I believe you made your own pastry base and meringue topping and the mix was for the lemon filling. The cake mix was usually Green’s. I think this photograph is 1970s.

trifle                 carmelle

The trifle mix contained a few different sponge fingers and dry sachets for making jelly, custard and the fake cream topping. Sprinkles might also have been included. I think you provided your own fruit (tinned). The Carmelle pudding was an instant way of creating a creme brulee style dessert just by heating some milk and opening two sachets.

dream topping     instant whip           ww240569angeldelight.jpeg

Dream Topping gave you a whipped cream topping in an era when you didn’t often have fresh cream available- and in those pre-fridge days it was considered a step up from tinned cream! Before Instant Whip and Angel Delight there was only blancmange which was made by heating milk with cornflour, sugar and colouring. The thickened mix was poured into a mould, allowed to cool then turned out and eaten with fruit and jelly. Instant Whip and Angel Delight, on the other hand, only had to be whisked with cold milk eaten. Also, they were crammed full of chemicals to make them set and to make them taste extra sweet and fruity – so kids loved them.

 

smash    vesta        surprise peas

In the 1960’s instant mashed potato arrived on the scene. We Brits do like our mash and this saves all the peeling, boiling and mashing. Next came Vesta. In the 1960s we were beginning to be aware of food from other countries but few people had access to the real thing. It was the height of cool to be able to serve a curry in your own home! Surprise Peas were amazing at the time. Until the freeze-drying method of preserving peas was invented, the only way of eating fresh garden peas was in the pea growing season. The rest of the year the choice was either tinned peas or dried peas (soaked overnight and when cooked turned into what we know as ‘mushy peas’). Surprise Peas, when added to boiling water and cooked for a few minutes actually tasted exactly like real, fresh peas. Once domestic freezers became a common household object, these peas were superseded by frozen peas and are no longer available here.

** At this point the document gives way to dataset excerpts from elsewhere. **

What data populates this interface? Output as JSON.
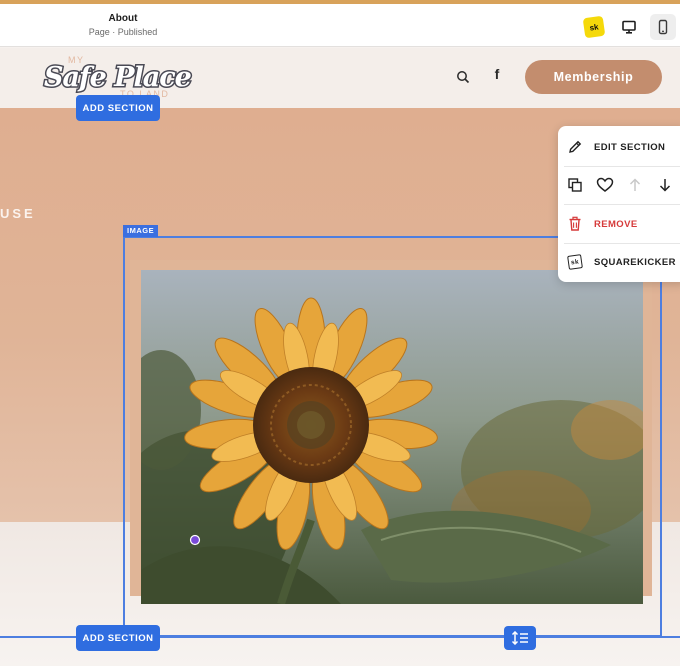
{
  "editor": {
    "page_title": "About",
    "page_status": "Page · Published",
    "sk_badge": "sk",
    "device_desktop_icon": "desktop-icon",
    "device_mobile_icon": "mobile-icon"
  },
  "site": {
    "logo": {
      "top_word": "MY",
      "main": "Safe Place",
      "bottom": "TO LAND"
    },
    "search_icon": "search-icon",
    "facebook_icon": "f",
    "membership_button": "Membership"
  },
  "hero": {
    "partial_text": "USE"
  },
  "editor_overlay": {
    "add_section_top": "ADD SECTION",
    "add_section_bottom": "ADD SECTION",
    "image_tag": "IMAGE",
    "resize_icon": "resize-height-icon"
  },
  "context_menu": {
    "edit_section": "EDIT SECTION",
    "remove": "REMOVE",
    "squarekicker": "SQUAREKICKER",
    "sk_mini": "sk",
    "icons": [
      "duplicate-icon",
      "heart-icon",
      "arrow-up-icon",
      "arrow-down-icon"
    ]
  },
  "colors": {
    "accent_blue": "#2f6de0",
    "membership": "#c38d6e",
    "hero": "#dfae90",
    "remove_red": "#d63a3a"
  }
}
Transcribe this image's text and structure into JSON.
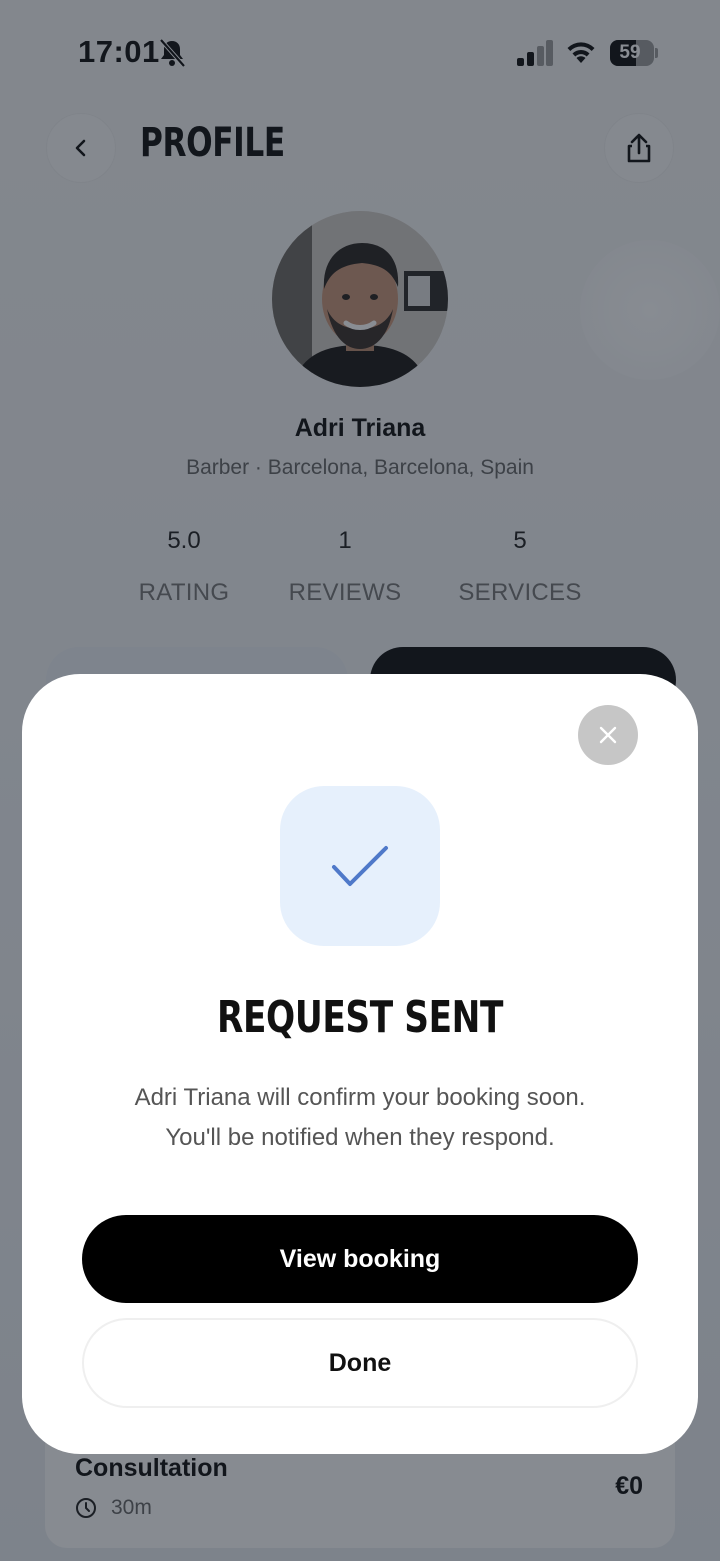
{
  "status_bar": {
    "time": "17:01",
    "battery": "59",
    "battery_level": 0.59,
    "icons": [
      "bell-off-icon",
      "signal-icon",
      "wifi-icon",
      "battery-icon"
    ]
  },
  "header": {
    "title": "PROFILE",
    "back_icon": "chevron-left-icon",
    "share_icon": "share-icon"
  },
  "profile": {
    "name": "Adri Triana",
    "subtitle": "Barber · Barcelona, Barcelona, Spain",
    "stats": [
      {
        "value": "5.0",
        "label": "RATING"
      },
      {
        "value": "1",
        "label": "REVIEWS"
      },
      {
        "value": "5",
        "label": "SERVICES"
      }
    ]
  },
  "service": {
    "name": "Consultation",
    "duration": "30m",
    "price": "€0"
  },
  "modal": {
    "title": "REQUEST SENT",
    "message_line1": "Adri Triana will confirm your booking soon.",
    "message_line2": "You'll be notified when they respond.",
    "primary_label": "View booking",
    "secondary_label": "Done",
    "close_icon": "close-icon",
    "check_icon": "check-icon"
  },
  "colors": {
    "accent": "#4f79c9",
    "check_tile_bg": "#e6f0fc",
    "primary_bg": "#000000"
  }
}
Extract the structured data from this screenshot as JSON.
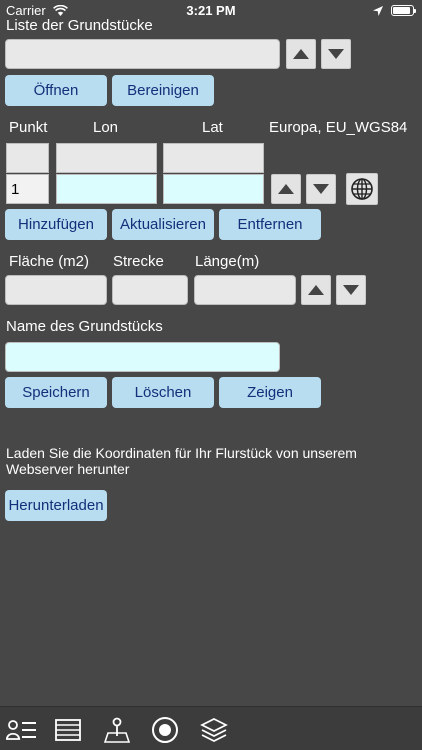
{
  "status_bar": {
    "carrier": "Carrier",
    "time": "3:21 PM"
  },
  "parcel_list": {
    "label": "Liste der Grundstücke",
    "selected": ""
  },
  "buttons": {
    "open": "Öffnen",
    "clean": "Bereinigen",
    "add": "Hinzufügen",
    "update": "Aktualisieren",
    "remove": "Entfernen",
    "save": "Speichern",
    "delete": "Löschen",
    "show": "Zeigen",
    "download": "Herunterladen"
  },
  "points": {
    "headers": {
      "point": "Punkt",
      "lon": "Lon",
      "lat": "Lat",
      "datum": "Europa, EU_WGS84"
    },
    "previous": {
      "point": "",
      "lon": "",
      "lat": ""
    },
    "current": {
      "point": "1",
      "lon": "",
      "lat": ""
    }
  },
  "measures": {
    "area_label": "Fläche (m2)",
    "segment_label": "Strecke",
    "length_label": "Länge(m)",
    "area": "",
    "segment": "",
    "length": ""
  },
  "parcel_name": {
    "label": "Name des Grundstücks",
    "value": ""
  },
  "download_note": "Laden Sie die Koordinaten für Ihr Flurstück von unserem Webserver herunter",
  "tabs": [
    {
      "icon": "contacts-list-icon"
    },
    {
      "icon": "table-list-icon"
    },
    {
      "icon": "map-pin-icon"
    },
    {
      "icon": "record-icon"
    },
    {
      "icon": "layers-icon"
    }
  ]
}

The things to remember about the popularity of these early convenience foods are that

  • Preparing and cooking food was a time-consuming business in the 1950s
  • Ingredients were limited to what was available seasonally and grown in this country
  • TV advertising had just burst onto the scene and made these things look sophisticated, trendy and modern so people wanted to try them

Now many people look down on instant food but then it was novel and the height of cool. I remember my mum trying some of them out (probably when we children clamoured for them after seeing the ads!) but she always said that for a family of five on a tight budget things like Smash, Vesta and cake mixes were totally impractical as the portions were small and it worked out more costly than making the food yourself.